Piccoli scorci di libri #57

Scritto sulla tua terra di Mauro Libertella – traduzione di Vincenzo Barca – Caravan Edizioni, 2015

Facci sapere cosa ne pensi, ci teniamo”, mi scrivono le Caravan, sotto il ringraziamento che ho lasciato sulla loro pagina facebook. Un paio di giorni fa è finalmente giunto tra le mie mani uno dei pacchi con gli acquisti che avevo commissionato a Irene-Nereia (qui il suo sfavillante blog) per la fiera romana Più libri, più liberi. E dentro c'era un mio acquisto – Whisky e chicchi di caffè di Ferran Torrent, Gran via Edizioni – e Scritto sulla tua terra, oltre che il volutissimo Alle fanciulle e alle figlie del popolo di Anna Maria Mazzoni, ultima uscita della collana femminista di Caravan. C'era che a Irene avevo detto, per quanto riguarda la Caravan, “Scegli tu, stupiscimi”, o qualcosa del genere, perché Caravan partecipava a Blog Notes (qui per capire cosa sia) e Irene ha passato un sacco di tempo nello stand. È andata che mi hanno regalato, da recapitarmi, entrambi i libri che ho citato. Questo compreso. Non sono un granché nei ringraziamenti, ma ancora grazie mille, Caravan Girls.
Dunque, il libro. È un libriccino piccolo, corto, di nemmeno cento pagine. Racconta, in sostanza, il lutto di Mauro, figlio di Hèctor Libertella, che in Argentina è uno scrittore famoso, e che qui forse arriverà prima o poi. Mauro racconta del padre, del suo rapporto con l'alcol, di quello che rimane di una vita che è arrivata alla fine. Del rapporto di Hèctor con la morte, soprattutto negli ultimi tempi. Della sua dignitosa resa.
Parla anche di sé, Mauro, attraverso la figura del padre. Perché Mauro vuole scrivere, ma teme il peso del nome Libertella, che Hèctor ha caricato di significati e aspettative. Dev'essere dura fare i conti con un'eredità del genere.
E dunque, in realtà non c'è molto altro da dire. È la storia di Mauro, un ventitreenne cui è morto il padre, e cerca di fare i conti con la sua perdita scrivendone. Lo stile è chiaro, pulito, scorrevole. La prospettiva è realistica, non ci sono quegli spostamenti verso l'irreale che ci si aspetterebbe da uno scrittore sudamericano.
Dicevo all'inizio che le Caravan Girls mi hanno chiesto di far loro sapere cosa ne pensavo.

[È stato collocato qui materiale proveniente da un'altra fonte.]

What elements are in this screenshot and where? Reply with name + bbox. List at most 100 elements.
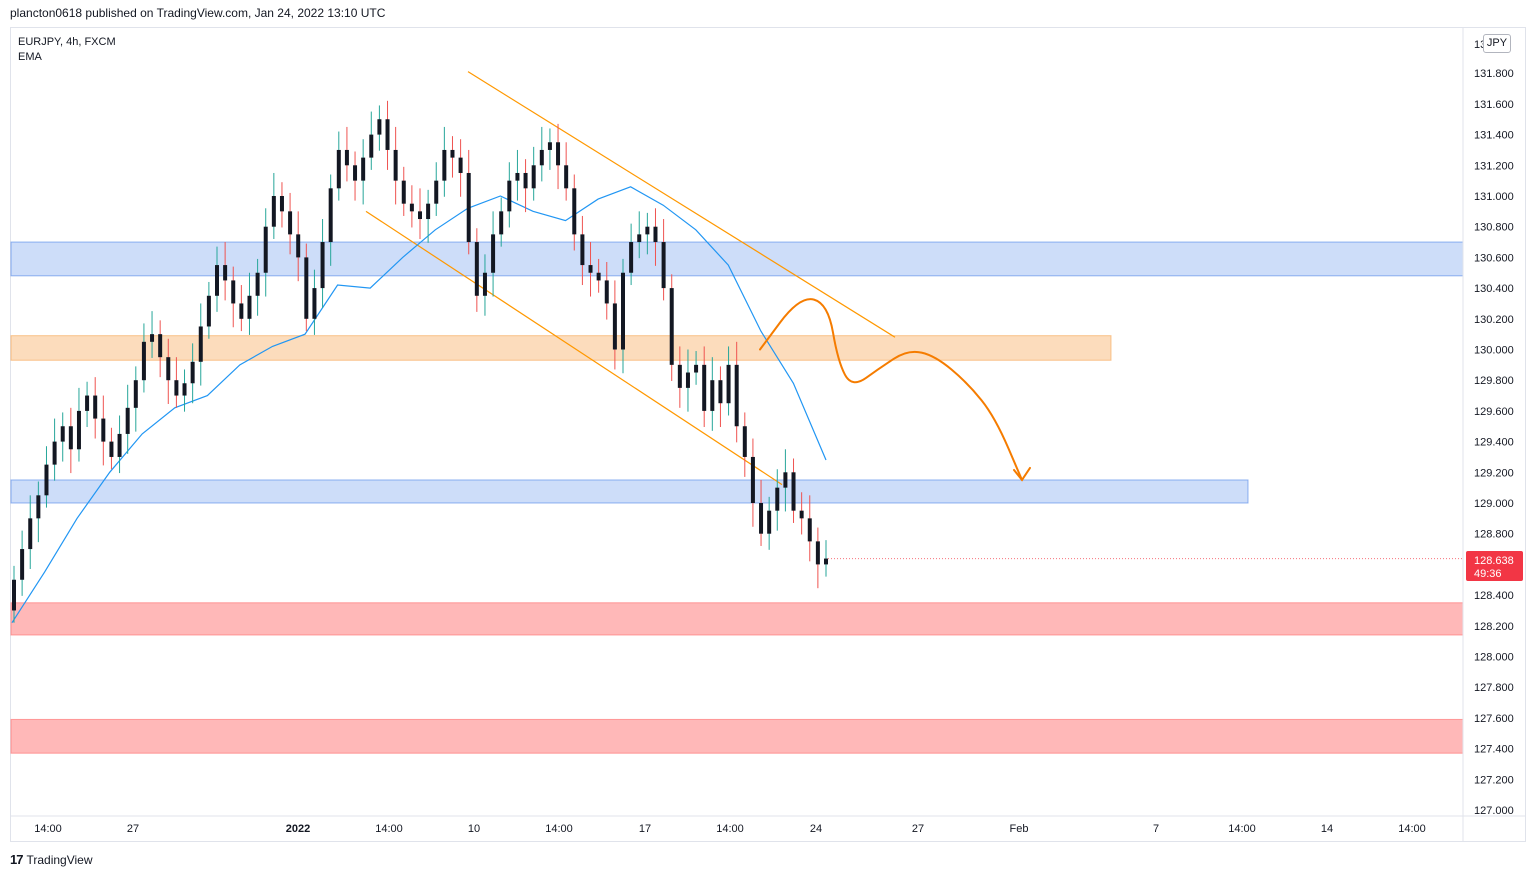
candle-body — [604, 280, 609, 304]
y-tick-label: 127.800 — [1474, 682, 1514, 694]
x-tick-label: 7 — [1153, 823, 1159, 835]
candle-body — [247, 295, 252, 319]
candle-body — [288, 211, 293, 235]
candle-body — [312, 288, 317, 319]
candle-body — [133, 380, 138, 408]
candle-body — [344, 149, 349, 166]
candle-body — [750, 456, 755, 503]
candle-body — [458, 157, 463, 173]
y-tick-label: 129.200 — [1474, 467, 1514, 479]
y-tick-label: 131.800 — [1474, 68, 1514, 80]
candle-body — [279, 196, 284, 212]
candle-body — [271, 196, 276, 227]
candle-body — [612, 303, 617, 350]
x-tick-label: 2022 — [286, 823, 310, 835]
y-tick-label: 128.200 — [1474, 621, 1514, 633]
candle-body — [547, 142, 552, 150]
candle-body — [52, 441, 57, 465]
candle-body — [353, 165, 358, 181]
publisher-header: plancton0618 published on TradingView.co… — [10, 6, 386, 20]
candle-body — [158, 334, 163, 358]
candle-body — [239, 303, 244, 319]
candle-body — [491, 234, 496, 273]
x-tick-label: 14:00 — [716, 823, 744, 835]
channel-upper-line — [467, 71, 896, 338]
y-tick-label: 131.400 — [1474, 130, 1514, 142]
candle-body — [515, 172, 520, 181]
currency-button[interactable]: JPY — [1483, 34, 1511, 53]
candle-body — [694, 364, 699, 373]
candle-body — [474, 242, 479, 296]
candle-body — [101, 418, 106, 442]
symbol-label[interactable]: EURJPY, 4h, FXCM — [18, 36, 116, 48]
x-tick-label: 14:00 — [1228, 823, 1256, 835]
candle-body — [263, 226, 268, 273]
x-tick-label: 14:00 — [1398, 823, 1426, 835]
candle-body — [596, 272, 601, 281]
y-tick-label: 127.200 — [1474, 774, 1514, 786]
candle-body — [150, 334, 155, 342]
candle-body — [385, 119, 390, 150]
candle-body — [320, 242, 325, 289]
candle-body — [182, 383, 187, 396]
target-zone-upper — [10, 602, 1464, 636]
candle-body — [231, 280, 236, 304]
y-tick-label: 129.800 — [1474, 375, 1514, 387]
candle-body — [206, 295, 211, 327]
candle-body — [702, 364, 707, 411]
candle-body — [824, 558, 828, 565]
candle-body — [36, 495, 41, 519]
x-tick-label: 10 — [468, 823, 480, 835]
candle-body — [434, 180, 439, 204]
y-tick-label: 128.800 — [1474, 529, 1514, 541]
candle-body — [677, 364, 682, 388]
candle-body — [661, 242, 666, 289]
candle-body — [718, 380, 723, 404]
candle-body — [125, 407, 130, 434]
candle-body — [499, 211, 504, 235]
candle-body — [68, 426, 73, 450]
candle-body — [93, 395, 98, 419]
candle-body — [328, 188, 333, 243]
candle-body — [174, 380, 179, 396]
candle-body — [442, 149, 447, 181]
candle-body — [791, 472, 796, 511]
candle-body — [28, 518, 33, 550]
candle-body — [450, 149, 455, 158]
candle-body — [401, 180, 406, 204]
y-tick-label: 130.400 — [1474, 283, 1514, 295]
brand-label: TradingView — [26, 852, 93, 867]
candle-body — [166, 357, 171, 381]
chart-frame — [10, 27, 1526, 842]
support-zone-lower — [10, 479, 1249, 504]
candle-body — [539, 149, 544, 166]
y-tick-label: 131.200 — [1474, 160, 1514, 172]
candle-body — [629, 242, 634, 273]
candle-body — [76, 410, 81, 450]
x-tick-label: Feb — [1010, 823, 1029, 835]
candle-body — [523, 172, 528, 189]
indicator-label[interactable]: EMA — [18, 51, 42, 63]
x-tick-label: 14:00 — [34, 823, 62, 835]
y-tick-label: 130.800 — [1474, 222, 1514, 234]
bar-countdown: 49:36 — [1474, 568, 1502, 580]
footer-brand[interactable]: 17 TradingView — [10, 852, 93, 867]
candle-body — [369, 134, 374, 158]
candle-body — [304, 257, 309, 319]
y-tick-label: 130.000 — [1474, 345, 1514, 357]
y-tick-label: 128.000 — [1474, 652, 1514, 664]
candle-body — [669, 288, 674, 365]
candle-body — [799, 510, 804, 519]
y-tick-label: 127.400 — [1474, 744, 1514, 756]
projection-arrow-icon — [1013, 466, 1031, 482]
projection-curve — [759, 298, 1023, 481]
candle-body — [572, 188, 577, 235]
candle-body — [377, 119, 382, 135]
candle-body — [466, 172, 471, 243]
y-tick-label: 129.600 — [1474, 406, 1514, 418]
last-price-value: 128.638 — [1474, 555, 1514, 567]
y-tick-label: 129.000 — [1474, 498, 1514, 510]
y-tick-label: 127.000 — [1474, 805, 1514, 817]
candle-body — [198, 326, 203, 362]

Ecco, qui cito la stessa risposta che ho lasciato sulla loro pagina.
L'ho letto tutto in due mandate, con l'influenza e gli occhi che bruciavano.”

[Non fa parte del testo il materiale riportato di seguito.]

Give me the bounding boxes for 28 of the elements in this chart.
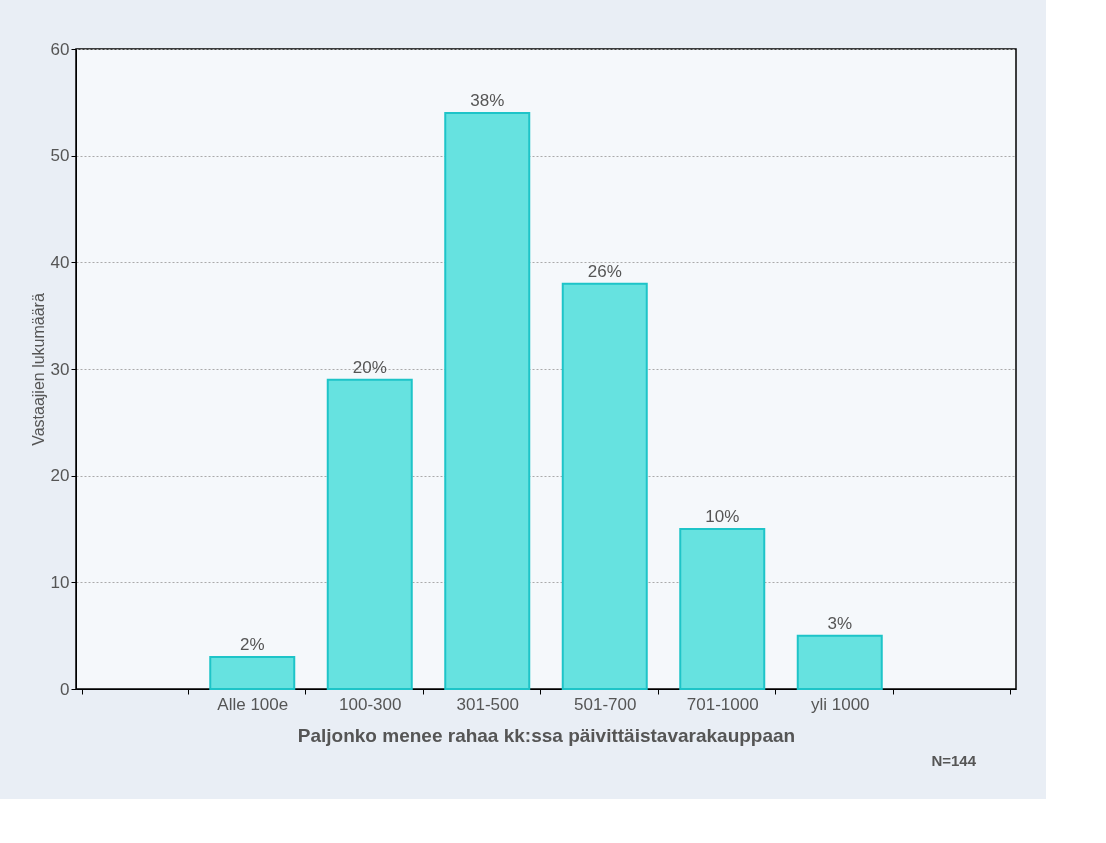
bar xyxy=(444,112,531,690)
text: N=144 xyxy=(931,752,977,769)
y-tick-label: 30 xyxy=(50,359,70,379)
y-tick-label: 50 xyxy=(50,146,70,166)
x-tick-label: Alle 100e xyxy=(217,694,289,714)
annotation: 10% xyxy=(705,507,740,526)
annotation: 26% xyxy=(587,261,622,281)
annotation: 3% xyxy=(827,613,853,633)
bar xyxy=(561,282,648,690)
bar xyxy=(209,656,296,690)
x-tick-label: yli 1000 xyxy=(810,694,870,714)
annotation: 38% xyxy=(470,91,505,110)
y-tick-label: 20 xyxy=(50,466,70,486)
bar xyxy=(326,378,413,690)
y-axis-title: Vastaajien lukumäärä xyxy=(29,293,47,446)
x-tick-label: 501-700 xyxy=(574,694,637,714)
y-tick-label: 10 xyxy=(50,572,70,592)
x-axis-title: Paljonko menee rahaa kk:ssa päivittäistavarakauppaan xyxy=(297,724,796,746)
y-tick-label: 0 xyxy=(60,679,70,699)
annotation: 2% xyxy=(239,635,265,654)
x-tick-label: 100-300 xyxy=(339,694,402,714)
bar xyxy=(796,634,883,690)
y-tick-label: 40 xyxy=(50,252,70,272)
x-tick-label: 301-500 xyxy=(456,694,519,714)
annotation: 20% xyxy=(352,357,387,377)
y-tick-label: 60 xyxy=(50,39,70,59)
bar xyxy=(679,528,766,690)
x-tick-label: 701-1000 xyxy=(686,694,759,714)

Penso sia una risposta esplicita.

Il libraio che imbrogliò l'Inghilterra di Roald Dahl – traduzione di Massimo Bocchiola – Guanda, 2009

Questo libriccino mi è stato regalato per la laurea. Diciamo che era il regalo da scartare, a fronte di un regalo enorme di cui ancora non mi sono appropriata – più o meno – in quanto immateriale. Ne parlerò sicuramente, ma non ora. Comunque ho gli amici più belli del mondo. Invidiatemi.

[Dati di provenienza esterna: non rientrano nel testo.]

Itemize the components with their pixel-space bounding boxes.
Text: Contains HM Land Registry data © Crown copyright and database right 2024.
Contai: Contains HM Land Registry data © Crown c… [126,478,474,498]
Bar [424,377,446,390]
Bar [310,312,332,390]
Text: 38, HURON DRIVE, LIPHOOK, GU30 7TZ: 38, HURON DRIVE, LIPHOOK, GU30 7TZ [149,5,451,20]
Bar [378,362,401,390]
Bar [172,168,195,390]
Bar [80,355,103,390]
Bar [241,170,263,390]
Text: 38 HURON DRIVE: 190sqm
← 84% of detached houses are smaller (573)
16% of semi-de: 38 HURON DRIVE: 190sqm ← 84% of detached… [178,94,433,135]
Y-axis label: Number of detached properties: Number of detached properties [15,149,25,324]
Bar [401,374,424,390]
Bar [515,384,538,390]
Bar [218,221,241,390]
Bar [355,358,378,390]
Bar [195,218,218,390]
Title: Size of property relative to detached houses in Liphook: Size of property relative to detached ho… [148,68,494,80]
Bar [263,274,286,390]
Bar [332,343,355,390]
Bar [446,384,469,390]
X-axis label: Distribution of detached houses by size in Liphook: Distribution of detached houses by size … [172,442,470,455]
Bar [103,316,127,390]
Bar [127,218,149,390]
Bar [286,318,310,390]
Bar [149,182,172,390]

Io adoro Roald Dahl. Lo adoravo da piccola, quando mi sono divorata tutti i suoi titoli nella collana degli Istrici, e gli ho voluto un sacco di bene quando Longanesi ha pubblicato, qualche anno fa, Lo zio Oswald, di genere assai diverso. Questi due racconti mi mancavano, ed era veramente un peccato. Sono geniali. Brevi, assurdi e geniali.
Il primo racconta di William Buggage e della sua segretaria, ufficialmente proprietario di un negozio di libri usati e rari. Principale occupazione, truffatore.
Nel secondo si assiste alla reazione di un genio della meccanica ai continui rifiuti con cui le riviste letterarie rispondono ai suoi racconti.
Sono entrambi racconti grotteschi e cinici, cattivi. Mostrano la pochezza dell'animo umano, personaggi privi di dignità e rispetto per il proprio mestiere, perfino per ciò che dovrebbero amare. E nello stesso tempo sono due racconti che lasciano col sorriso sulle labbra, e un po' di amaro per non aver mai avuto l'occasione di conoscere Roald Dahl in vita.